Coupling tumor necrosis factor-α with αv integrin ligands improves its antineoplastic activity

Despite the impressive results obtained in animal models, the clinical use of tumor necrosis factor-alpha (TNF) as an anticancer drug is limited by severe toxicity. We have shown previously that targeted delivery of TNF to aminopeptidase N (CD13), a marker of angiogenic vessels, improved the therapeutic index of this cytokine in tumor-bearing mice. To assess whether the vascular-targeting approach could be extended to other markers of tumor blood vessels, in this work, we have fused TNF with the ACDCRGDCFCG peptide, a ligand of a(v) integrins by recombinant DNA technology. We have found that subnanogram doses of this conjugate are sufficient to induce antitumor effects in tumor-bearing mice when combined with melphalan, a chemotherapeutic drug. Cell adhesion assays and competitive binding experiments with anti-integrin antibodies showed that the Arg-Gly-Asp moiety interacts with cell adhesion receptors, including alpha(v)beta(3) integrin, as originally postulated.

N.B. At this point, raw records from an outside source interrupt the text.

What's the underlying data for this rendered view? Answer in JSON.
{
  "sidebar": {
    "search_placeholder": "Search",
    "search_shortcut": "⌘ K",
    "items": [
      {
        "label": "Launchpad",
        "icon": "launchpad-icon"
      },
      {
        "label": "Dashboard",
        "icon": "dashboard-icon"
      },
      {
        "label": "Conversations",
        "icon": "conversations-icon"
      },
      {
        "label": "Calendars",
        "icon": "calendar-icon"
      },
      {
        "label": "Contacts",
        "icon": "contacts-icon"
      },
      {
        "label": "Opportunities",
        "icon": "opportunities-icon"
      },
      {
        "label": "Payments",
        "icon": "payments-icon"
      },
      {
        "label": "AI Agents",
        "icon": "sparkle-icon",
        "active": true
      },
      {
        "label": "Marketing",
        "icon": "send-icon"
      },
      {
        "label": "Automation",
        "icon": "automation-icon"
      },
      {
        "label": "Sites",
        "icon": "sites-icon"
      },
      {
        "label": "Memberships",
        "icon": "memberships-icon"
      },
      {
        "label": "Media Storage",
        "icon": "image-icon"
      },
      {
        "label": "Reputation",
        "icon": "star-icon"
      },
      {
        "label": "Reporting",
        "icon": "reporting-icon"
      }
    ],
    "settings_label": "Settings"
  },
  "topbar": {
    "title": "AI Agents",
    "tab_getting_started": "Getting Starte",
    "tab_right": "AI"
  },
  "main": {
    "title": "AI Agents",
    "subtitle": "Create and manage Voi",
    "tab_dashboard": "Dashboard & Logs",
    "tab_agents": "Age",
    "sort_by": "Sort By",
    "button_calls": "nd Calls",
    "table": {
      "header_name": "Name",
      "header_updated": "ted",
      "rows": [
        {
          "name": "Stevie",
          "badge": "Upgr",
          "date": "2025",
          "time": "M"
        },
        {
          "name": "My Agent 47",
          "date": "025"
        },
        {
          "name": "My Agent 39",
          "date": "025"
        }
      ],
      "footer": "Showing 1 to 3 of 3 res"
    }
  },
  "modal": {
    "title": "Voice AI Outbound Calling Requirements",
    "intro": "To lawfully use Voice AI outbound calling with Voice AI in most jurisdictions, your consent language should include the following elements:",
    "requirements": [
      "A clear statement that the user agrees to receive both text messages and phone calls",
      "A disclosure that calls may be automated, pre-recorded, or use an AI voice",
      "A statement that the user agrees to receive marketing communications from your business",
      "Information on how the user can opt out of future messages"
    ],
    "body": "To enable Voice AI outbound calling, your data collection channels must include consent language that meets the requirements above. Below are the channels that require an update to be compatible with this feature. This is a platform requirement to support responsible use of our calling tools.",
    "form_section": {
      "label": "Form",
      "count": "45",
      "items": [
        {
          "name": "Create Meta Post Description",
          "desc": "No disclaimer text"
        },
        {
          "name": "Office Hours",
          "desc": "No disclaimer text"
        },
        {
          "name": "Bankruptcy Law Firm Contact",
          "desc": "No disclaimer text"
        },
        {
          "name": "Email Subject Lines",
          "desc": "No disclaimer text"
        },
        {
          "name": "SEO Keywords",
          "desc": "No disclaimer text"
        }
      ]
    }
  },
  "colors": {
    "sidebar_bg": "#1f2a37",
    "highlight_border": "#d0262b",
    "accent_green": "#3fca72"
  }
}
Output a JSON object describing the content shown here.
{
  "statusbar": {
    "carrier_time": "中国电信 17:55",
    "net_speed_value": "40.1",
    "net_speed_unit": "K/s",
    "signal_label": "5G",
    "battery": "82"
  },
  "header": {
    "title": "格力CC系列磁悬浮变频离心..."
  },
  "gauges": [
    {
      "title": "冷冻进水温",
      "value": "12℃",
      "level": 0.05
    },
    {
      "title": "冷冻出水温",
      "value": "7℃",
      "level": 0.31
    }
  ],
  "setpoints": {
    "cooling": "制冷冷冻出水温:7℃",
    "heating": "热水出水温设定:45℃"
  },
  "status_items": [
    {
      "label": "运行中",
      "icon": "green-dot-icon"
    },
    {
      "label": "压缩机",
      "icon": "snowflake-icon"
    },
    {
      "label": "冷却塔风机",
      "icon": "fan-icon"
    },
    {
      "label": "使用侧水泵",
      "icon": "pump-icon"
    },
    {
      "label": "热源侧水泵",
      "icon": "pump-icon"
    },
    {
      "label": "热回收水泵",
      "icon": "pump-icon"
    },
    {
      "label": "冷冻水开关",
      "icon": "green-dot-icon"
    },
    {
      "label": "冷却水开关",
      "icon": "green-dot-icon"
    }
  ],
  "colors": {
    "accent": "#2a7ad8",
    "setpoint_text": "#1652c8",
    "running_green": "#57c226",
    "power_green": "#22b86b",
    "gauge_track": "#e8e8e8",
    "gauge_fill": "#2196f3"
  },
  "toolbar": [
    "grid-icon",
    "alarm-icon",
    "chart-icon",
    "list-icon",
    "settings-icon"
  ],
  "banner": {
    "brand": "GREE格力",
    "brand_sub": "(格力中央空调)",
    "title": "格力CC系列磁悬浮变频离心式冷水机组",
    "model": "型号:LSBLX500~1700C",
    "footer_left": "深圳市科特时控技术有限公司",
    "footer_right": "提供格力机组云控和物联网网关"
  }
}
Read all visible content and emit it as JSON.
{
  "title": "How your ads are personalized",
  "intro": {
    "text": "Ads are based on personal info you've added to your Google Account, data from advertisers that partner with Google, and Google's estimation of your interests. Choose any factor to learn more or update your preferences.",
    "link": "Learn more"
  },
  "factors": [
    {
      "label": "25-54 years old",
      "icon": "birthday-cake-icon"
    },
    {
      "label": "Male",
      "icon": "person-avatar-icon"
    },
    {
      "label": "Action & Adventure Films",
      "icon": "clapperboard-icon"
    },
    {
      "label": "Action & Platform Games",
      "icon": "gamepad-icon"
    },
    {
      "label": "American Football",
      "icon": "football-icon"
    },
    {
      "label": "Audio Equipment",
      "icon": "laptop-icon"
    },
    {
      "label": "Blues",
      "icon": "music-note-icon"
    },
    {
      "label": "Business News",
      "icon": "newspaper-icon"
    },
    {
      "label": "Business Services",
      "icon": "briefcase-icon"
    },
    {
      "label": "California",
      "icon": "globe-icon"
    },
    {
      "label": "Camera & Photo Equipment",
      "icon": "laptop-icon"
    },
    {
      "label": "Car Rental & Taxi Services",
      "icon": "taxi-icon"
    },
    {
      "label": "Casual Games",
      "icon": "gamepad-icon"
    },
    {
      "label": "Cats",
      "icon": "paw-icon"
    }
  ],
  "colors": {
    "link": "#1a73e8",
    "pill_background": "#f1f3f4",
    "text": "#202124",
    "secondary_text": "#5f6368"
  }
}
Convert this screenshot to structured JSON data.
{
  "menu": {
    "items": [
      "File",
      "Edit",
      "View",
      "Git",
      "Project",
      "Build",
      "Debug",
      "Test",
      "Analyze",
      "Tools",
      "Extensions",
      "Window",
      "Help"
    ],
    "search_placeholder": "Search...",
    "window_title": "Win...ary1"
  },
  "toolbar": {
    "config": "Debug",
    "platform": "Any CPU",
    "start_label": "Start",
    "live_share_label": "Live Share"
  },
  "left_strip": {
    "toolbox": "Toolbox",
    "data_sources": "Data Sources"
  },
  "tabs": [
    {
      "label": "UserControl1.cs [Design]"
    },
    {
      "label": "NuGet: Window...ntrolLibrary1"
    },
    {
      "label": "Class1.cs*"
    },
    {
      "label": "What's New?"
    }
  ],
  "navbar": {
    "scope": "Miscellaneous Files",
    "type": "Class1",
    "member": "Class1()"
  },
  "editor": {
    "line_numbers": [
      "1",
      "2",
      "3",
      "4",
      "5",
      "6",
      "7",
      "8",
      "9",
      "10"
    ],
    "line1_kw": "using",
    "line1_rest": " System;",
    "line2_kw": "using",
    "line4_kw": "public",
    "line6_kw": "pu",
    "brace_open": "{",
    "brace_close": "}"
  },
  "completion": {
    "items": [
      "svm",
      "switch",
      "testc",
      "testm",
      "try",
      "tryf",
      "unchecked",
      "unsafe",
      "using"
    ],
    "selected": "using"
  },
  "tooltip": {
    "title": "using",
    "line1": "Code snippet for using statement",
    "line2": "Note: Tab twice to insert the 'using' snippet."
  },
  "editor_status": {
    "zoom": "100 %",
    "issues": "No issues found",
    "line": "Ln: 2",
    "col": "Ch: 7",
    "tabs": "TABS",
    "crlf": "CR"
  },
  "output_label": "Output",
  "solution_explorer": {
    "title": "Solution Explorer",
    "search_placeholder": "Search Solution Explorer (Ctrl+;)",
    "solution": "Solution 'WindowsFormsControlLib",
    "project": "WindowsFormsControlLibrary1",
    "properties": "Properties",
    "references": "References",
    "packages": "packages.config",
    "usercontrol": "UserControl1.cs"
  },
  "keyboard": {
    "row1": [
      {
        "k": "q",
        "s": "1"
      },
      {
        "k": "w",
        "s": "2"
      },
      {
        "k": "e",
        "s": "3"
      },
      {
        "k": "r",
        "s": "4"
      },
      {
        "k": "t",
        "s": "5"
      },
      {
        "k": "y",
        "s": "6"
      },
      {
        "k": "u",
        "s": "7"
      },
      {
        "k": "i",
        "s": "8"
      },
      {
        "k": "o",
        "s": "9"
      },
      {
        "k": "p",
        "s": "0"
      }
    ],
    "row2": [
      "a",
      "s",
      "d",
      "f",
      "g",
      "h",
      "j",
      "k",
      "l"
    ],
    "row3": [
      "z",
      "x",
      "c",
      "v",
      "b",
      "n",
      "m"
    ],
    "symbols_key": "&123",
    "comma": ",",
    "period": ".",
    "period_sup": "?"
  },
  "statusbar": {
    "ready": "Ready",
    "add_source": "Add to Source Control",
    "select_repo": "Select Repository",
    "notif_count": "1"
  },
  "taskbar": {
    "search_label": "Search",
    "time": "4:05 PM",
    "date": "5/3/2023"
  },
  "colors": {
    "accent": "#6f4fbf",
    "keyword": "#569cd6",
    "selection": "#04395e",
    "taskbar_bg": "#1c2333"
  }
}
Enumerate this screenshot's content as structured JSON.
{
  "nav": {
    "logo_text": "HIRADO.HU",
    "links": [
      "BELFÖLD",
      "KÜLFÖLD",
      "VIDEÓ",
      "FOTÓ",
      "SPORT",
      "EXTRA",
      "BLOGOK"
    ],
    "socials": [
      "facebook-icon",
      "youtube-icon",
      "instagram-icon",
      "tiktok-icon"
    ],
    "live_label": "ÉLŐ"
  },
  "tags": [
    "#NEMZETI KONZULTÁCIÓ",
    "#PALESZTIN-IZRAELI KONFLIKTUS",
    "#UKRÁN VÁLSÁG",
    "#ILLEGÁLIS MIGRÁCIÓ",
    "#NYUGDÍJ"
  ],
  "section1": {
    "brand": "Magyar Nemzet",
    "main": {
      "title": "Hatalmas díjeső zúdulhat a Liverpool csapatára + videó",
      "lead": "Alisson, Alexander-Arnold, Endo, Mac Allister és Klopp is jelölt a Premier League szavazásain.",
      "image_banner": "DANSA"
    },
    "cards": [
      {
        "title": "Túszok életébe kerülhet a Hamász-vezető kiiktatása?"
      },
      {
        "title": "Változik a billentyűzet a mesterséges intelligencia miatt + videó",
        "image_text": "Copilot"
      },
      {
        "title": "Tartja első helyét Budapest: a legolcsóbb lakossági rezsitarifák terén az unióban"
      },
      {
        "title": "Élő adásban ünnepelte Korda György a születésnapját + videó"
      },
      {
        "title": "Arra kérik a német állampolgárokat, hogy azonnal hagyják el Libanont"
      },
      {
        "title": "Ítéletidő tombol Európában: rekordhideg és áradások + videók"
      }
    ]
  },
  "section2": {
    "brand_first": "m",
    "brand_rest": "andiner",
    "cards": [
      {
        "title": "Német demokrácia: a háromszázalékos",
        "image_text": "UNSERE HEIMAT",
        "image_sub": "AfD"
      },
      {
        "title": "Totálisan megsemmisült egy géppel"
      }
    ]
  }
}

In addition, ACGDRGDCFCG-mouse TNF conjugate induced cytotoxic effects in standard cytolytic assays, implying that ACGbRGDCFCG-mouse TNF conjugate can also bind TNF receptors and trigger death signals. These results indicate that coupling TNF with av integrin ligands improves its antineoplastic activity and supports the concept that vascular targeting is a strategy potentially applicable to different endothelial markers, not limited to CD13.